“Kişi dostunun dini üzeredir”
“Ey iman edenler! Allah’a karşı gelmekten sakının ve doğrularla beraber olun” (Tevbe,119). “Kişi arkadaşının dini üzeredir. Bu yüzden her biriniz kiminle dostluk ettiğine dikkat etsin” (Tirmizî, Zühd,45).
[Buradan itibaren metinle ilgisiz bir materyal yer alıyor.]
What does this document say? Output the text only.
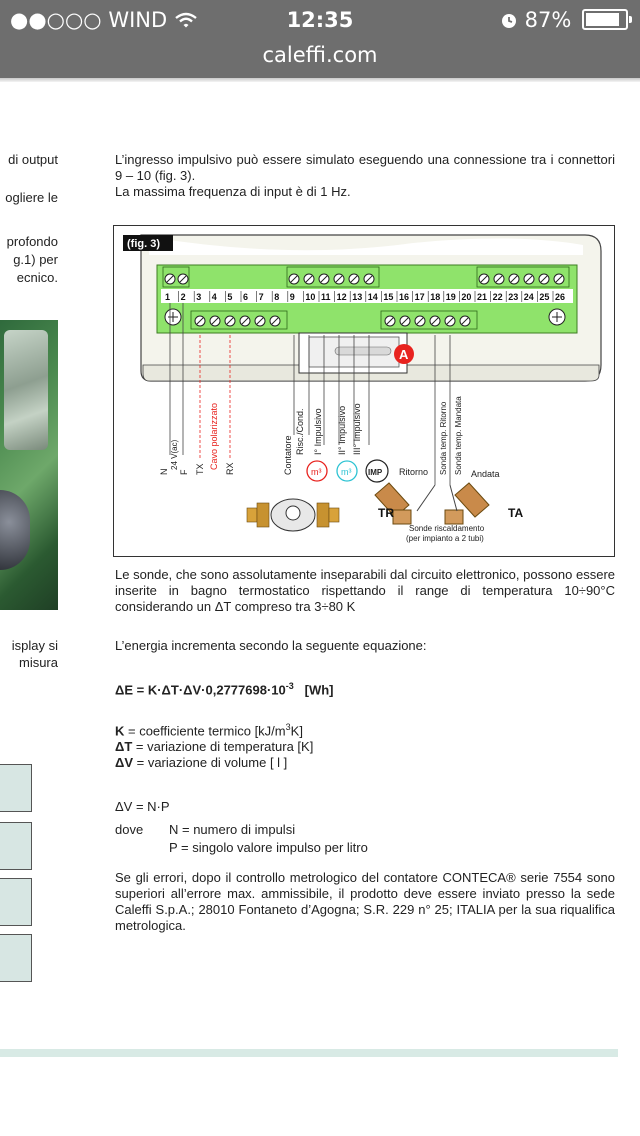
●●○○○ WIND	12:35	87%
caleffi.com
di output
ogliere le
profondo
g.1) per
ecnico.
isplay si
misura
L’ingresso impulsivo può essere simulato eseguendo una connessione tra i connettori 9 – 10 (fig. 3).
La massima frequenza di input è di 1 Hz.
(fig. 3)
1 2 3 4 5 6 7 8 9 10 11 12 13 14 15 16 17 18 19 20 21 22 23 24 25 26
A
N
24 V(ac)
F TX Cavo polarizzato RX	Contatore
Risc./Cond. I° Impulsivo II° Impulsivo III° Impulsivo	Sonda temp. Ritorno Sonda temp. Mandata
m³ m³ IMP Ritorno	Andata
TR	TA
Sonde riscaldamento
(per impianto a 2 tubi)
Le sonde, che sono assolutamente inseparabili dal circuito elettronico, possono essere inserite in bagno termostatico rispettando il range di temperatura 10÷90°C considerando un ΔT compreso tra 3÷80 K
L’energia incrementa secondo la seguente equazione:
$\Delta E = K\cdot\Delta T\cdot\Delta V\cdot 0,2777698\cdot 10^{-3}$ [Wh]
K = coefficiente termico $[kJ/m^3K]$
ΔT = variazione di temperatura [K]
ΔV = variazione di volume [ l ]
ΔV = N·P
dove N = numero di impulsi
P = singolo valore impulso per litro
Se gli errori, dopo il controllo metrologico del contatore CONTECA® serie 7554 sono superiori all’errore max. ammissibile, il prodotto deve essere inviato presso la sede Caleffi S.p.A.; 28010 Fontaneto d’Agogna; S.R. 229 n° 25; ITALIA per la sua riqualifica metrologica.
Kişi dostunun dini üzeredir
Zeynep Betül Erhun / Yenişafak
İnsan, arkadaşını kendisi seçer. Ancak Kur’ân ve hadis uyarıyor: “Ey iman edenler! Allah’a karşı gelmekten sakının ve doğrularla beraber olun” (Tevbe,119). “Kişi arkadaşının dini üzeredir. Bu yüzden her biriniz kiminle dostluk ettiğine dikkat etsin” (Tirmizî, Zühd,45).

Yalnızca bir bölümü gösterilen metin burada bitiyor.